LE MASQUE DU COOL
Avec “Clint Eastwood, la dernière légende”, portrait remarquable de l’icône du cinéma américain, Clélia Cohen déroule un destin plus heurté qu’il n’en a l’air.
La première image de cet excellent portrait le montre au faîte de sa notoriété (« la fin des années 1970 », précise la voix off ), faisant un jogging sur la plage de Carmel, son fief de Californie du Nord. Il y a du monde autour de lui, et pourtant Clint Eastwood foule le sable dans l’indifférence générale, comme le quidam qu’il a définitivement cessé d’être depuis deux décennies. La force du film de Clélia Cohen tient précisément à ce genre de détails qui nuancent, voire contredisent la légende paradoxale de cet homme bardé d’étiquettes. La plupart des Européens croient l’avoir consacré avant Hollywood lorsque, avec Sergio Leone, il réinventait les codes du western en endossant le rôle du pistolero cynique de « Pour une poignée de dollars ». Tout faux : bien avant d’incarner « l’homme sans nom », cette antithèse de John Wayne marmoréenne et mal rasée, il était, pour les téléspectateurs de la chaîne CBS, le cow-boy Rowdy Yates, héros juvénile et très lisse de la série « Rawhide » – pas dupe, Eastwood surnommait son personnage « l’idiot des plaines ».

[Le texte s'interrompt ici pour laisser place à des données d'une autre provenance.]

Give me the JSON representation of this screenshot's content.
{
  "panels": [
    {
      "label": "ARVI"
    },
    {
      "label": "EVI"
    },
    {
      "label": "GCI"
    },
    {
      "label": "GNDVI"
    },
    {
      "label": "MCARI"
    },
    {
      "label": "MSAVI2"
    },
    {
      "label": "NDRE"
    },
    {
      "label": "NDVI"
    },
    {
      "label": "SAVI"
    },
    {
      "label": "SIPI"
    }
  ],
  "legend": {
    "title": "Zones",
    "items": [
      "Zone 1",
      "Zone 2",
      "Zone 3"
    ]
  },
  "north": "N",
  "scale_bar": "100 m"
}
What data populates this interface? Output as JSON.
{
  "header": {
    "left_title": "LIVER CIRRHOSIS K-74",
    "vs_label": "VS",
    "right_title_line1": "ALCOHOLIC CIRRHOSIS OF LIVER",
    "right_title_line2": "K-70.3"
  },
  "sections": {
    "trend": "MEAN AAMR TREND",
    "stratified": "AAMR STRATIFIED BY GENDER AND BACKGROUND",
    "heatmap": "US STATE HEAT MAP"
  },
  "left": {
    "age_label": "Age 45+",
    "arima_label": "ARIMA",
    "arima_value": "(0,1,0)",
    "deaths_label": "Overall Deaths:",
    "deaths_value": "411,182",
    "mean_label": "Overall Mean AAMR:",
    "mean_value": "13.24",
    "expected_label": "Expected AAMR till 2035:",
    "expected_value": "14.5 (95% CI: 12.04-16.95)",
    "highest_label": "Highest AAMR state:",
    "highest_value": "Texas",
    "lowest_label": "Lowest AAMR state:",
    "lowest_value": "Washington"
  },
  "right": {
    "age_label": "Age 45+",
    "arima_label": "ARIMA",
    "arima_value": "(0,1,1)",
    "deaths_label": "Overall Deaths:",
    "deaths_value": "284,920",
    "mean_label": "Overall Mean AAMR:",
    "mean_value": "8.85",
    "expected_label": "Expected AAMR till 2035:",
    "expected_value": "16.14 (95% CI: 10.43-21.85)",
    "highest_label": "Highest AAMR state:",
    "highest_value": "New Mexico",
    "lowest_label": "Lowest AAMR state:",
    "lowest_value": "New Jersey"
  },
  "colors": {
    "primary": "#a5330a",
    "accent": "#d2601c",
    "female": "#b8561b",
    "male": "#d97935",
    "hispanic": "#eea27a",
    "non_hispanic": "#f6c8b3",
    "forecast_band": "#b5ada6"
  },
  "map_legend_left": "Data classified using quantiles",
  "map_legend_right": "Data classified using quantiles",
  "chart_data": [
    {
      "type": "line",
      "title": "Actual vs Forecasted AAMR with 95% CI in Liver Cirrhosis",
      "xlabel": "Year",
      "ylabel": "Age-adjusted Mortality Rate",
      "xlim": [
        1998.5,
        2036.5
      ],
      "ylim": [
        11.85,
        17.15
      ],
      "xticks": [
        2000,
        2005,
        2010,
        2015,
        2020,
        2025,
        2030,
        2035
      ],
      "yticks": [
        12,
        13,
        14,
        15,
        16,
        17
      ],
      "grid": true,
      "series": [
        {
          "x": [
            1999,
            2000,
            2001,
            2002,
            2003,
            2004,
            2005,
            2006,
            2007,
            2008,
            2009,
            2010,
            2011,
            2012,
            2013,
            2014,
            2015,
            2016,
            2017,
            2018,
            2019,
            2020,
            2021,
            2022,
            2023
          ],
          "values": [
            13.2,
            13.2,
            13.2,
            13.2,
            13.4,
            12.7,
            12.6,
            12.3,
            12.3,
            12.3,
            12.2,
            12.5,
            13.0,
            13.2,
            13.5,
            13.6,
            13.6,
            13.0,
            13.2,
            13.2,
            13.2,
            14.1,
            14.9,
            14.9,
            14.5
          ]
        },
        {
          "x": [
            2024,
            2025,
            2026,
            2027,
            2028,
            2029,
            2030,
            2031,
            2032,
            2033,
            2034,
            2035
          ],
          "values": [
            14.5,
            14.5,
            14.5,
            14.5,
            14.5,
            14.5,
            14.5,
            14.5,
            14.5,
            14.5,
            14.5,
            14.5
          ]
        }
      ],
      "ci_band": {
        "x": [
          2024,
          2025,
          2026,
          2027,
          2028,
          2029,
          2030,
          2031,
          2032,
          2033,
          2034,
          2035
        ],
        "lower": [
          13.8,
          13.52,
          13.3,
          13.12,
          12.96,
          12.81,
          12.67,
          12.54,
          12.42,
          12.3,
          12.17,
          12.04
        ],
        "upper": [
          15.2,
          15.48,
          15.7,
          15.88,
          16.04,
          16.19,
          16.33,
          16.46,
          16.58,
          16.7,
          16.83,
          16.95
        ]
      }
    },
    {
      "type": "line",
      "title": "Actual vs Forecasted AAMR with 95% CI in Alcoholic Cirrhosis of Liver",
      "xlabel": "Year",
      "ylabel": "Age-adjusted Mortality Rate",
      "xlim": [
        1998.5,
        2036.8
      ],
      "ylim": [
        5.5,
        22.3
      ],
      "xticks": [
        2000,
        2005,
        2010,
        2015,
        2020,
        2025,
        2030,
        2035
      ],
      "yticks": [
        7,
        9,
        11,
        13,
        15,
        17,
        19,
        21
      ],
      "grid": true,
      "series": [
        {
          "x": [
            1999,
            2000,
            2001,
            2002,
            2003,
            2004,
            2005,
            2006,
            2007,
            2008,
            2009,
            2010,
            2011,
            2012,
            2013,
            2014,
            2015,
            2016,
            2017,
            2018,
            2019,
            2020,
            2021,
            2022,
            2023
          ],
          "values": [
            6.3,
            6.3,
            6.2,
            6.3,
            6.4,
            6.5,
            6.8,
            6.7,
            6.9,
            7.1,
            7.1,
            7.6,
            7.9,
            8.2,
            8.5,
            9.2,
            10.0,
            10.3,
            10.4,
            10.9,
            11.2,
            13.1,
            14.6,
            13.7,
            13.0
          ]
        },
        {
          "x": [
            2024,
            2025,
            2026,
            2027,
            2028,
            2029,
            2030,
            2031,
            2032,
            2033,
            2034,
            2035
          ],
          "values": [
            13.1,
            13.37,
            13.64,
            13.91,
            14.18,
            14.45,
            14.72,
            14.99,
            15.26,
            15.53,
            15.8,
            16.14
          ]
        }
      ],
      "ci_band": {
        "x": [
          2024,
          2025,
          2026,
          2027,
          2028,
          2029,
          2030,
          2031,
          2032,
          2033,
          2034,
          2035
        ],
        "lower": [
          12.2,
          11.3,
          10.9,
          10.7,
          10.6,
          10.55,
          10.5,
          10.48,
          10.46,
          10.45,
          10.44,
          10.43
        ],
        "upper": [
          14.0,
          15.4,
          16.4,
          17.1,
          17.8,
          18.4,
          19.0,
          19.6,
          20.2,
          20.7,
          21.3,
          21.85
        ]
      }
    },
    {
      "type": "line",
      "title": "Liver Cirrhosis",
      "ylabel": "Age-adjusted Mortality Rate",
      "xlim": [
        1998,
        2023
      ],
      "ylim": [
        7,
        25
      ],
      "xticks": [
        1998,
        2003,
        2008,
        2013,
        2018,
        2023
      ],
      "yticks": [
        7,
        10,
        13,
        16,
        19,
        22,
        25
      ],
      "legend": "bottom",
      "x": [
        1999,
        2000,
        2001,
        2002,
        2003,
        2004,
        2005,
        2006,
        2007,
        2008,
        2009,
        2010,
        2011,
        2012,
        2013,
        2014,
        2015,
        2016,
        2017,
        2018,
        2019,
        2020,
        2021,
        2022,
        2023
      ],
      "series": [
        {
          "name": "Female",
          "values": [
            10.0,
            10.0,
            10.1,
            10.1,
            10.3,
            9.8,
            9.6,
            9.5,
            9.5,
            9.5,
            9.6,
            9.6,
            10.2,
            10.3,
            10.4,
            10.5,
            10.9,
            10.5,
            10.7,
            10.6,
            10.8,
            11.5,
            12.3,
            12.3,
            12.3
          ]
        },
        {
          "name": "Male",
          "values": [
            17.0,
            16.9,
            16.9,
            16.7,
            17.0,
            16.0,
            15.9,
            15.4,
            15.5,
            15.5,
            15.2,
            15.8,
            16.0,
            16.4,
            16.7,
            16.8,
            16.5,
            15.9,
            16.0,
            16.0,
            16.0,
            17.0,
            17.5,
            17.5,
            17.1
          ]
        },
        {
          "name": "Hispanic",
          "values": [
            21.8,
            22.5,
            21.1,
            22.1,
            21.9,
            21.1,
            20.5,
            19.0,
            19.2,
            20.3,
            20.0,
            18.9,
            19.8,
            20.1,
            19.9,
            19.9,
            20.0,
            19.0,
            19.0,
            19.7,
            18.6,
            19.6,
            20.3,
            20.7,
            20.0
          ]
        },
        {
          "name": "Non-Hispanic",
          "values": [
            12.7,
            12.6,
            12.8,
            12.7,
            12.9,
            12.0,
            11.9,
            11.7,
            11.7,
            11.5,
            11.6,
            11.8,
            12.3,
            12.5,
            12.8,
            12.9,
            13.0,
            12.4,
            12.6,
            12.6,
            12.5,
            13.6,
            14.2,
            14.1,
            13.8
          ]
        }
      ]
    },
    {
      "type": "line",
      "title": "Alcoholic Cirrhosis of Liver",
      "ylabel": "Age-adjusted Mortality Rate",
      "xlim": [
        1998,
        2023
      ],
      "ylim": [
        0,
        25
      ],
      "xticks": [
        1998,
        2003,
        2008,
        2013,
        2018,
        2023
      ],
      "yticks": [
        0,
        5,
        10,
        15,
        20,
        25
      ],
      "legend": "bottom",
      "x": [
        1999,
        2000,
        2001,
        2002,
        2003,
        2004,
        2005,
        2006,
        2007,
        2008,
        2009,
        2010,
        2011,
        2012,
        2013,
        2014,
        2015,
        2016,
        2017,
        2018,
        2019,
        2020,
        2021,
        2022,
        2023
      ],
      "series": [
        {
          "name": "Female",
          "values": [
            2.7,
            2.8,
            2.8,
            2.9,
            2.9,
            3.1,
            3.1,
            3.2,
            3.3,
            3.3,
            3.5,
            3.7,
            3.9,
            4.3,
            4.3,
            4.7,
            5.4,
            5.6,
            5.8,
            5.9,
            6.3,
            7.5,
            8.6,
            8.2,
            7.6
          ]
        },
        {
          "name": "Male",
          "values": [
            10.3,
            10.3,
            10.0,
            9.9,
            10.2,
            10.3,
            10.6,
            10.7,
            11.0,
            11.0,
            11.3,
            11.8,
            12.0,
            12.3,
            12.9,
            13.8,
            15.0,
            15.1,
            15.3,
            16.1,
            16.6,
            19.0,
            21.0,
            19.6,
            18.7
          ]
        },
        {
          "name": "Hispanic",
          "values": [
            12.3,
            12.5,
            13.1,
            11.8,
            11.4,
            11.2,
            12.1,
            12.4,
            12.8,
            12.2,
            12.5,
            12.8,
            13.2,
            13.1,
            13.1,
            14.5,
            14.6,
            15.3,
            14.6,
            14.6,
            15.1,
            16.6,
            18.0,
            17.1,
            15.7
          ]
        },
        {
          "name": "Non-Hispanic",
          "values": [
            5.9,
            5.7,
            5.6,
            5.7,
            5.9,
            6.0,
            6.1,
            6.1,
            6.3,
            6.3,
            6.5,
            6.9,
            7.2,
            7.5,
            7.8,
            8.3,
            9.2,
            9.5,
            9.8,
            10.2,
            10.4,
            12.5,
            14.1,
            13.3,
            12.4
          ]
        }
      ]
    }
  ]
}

Avant cela, dans les années 1950, il peina à prendre la lumière. Engagé par Universal, il joua les utilités comme troisième ou quatrième couteau dans les séries B du studio : un laborantin à lunettes dans « la Revanche de la créature », suite nanardeuse de « l’Etrange Créature du lac noir », un pilote dynamiteur d’araignée géante dans « Tarantula ! » (problème : à l’écran, son visage est planqué sous son casque d’aviateur) ou un cow-boy traînant sa peine dans « le Cri de guerre des Apaches », ce western nullissime qu’il visionna, consterné et honteux, dans une salle de cinéma défraîchie, à deux doigts d’en finir avec ce destin d’acteur invisible et laborieux. Le temps d’une séquence pour le moins surréaliste, Clélia Cohen éclaire l’arrière-plan de ce film d’exploitation devenu par la force de l’histoire une relique de musée où la future star semble se débattre maladroitement avec elle-même, comme encombrée par sa grande carcasse.
Plus tard, dans une archive télé, Maggie Johnson, mannequin californien qui fut sa première femme, se souvient de ce Clint anonyme, sans le sou ni charisme apparent, qui rongeait son frein pendant qu’elle seule faisait bouillir la marmite. « Universal détestait sa voix, le trouvait trop grand », confirme Burt Reynolds, l’autre icône virile des seventies qui a débuté au même moment que lui. Comprendre : cette marque de fabrique qu’on croyait innée – ce détachement, cette économie de moyens, cette coolitude qui ont forgé le mythe eastwoodien –, il l’a travaillée secrètement et a su transformer en atout ce qui apparaissait au départ chez lui comme une faiblesse. « Il est très bon pour occuper l’espace, et ne rien faire. Rares sont les acteurs à posséder ce pouvoir », décrypte Don Siegel, réalisateur de « l’Inspecteur Harry », son mentor principal, à qui Eastwood va dédier « Impitoyable ».
Cette subtilité de jeu mettra pourtant des années à être reconnue par la critique, notamment américaine – en France, Olivier Assayas, alors aux « Cahiers du Cinéma », sera le premier à réhabiliter son oeuvre en tant que réalisateur au début des années 1980. A l’inverse, on peut voir dans le documentaire combien Pauline Kael, plume féroce du « New Yorker » dans les années 1970, se délectait à réduire sa science de la désinvolture en pure escroquerie – elle ne trouvait pas plus d’intérêt à ses mises en scène, jugées plates, interminables et invertébrées. Clint Eastwood – « Jamais là où on l’attend », ainsi que Clélia Cohen le résume – lui donnera tort au centuple.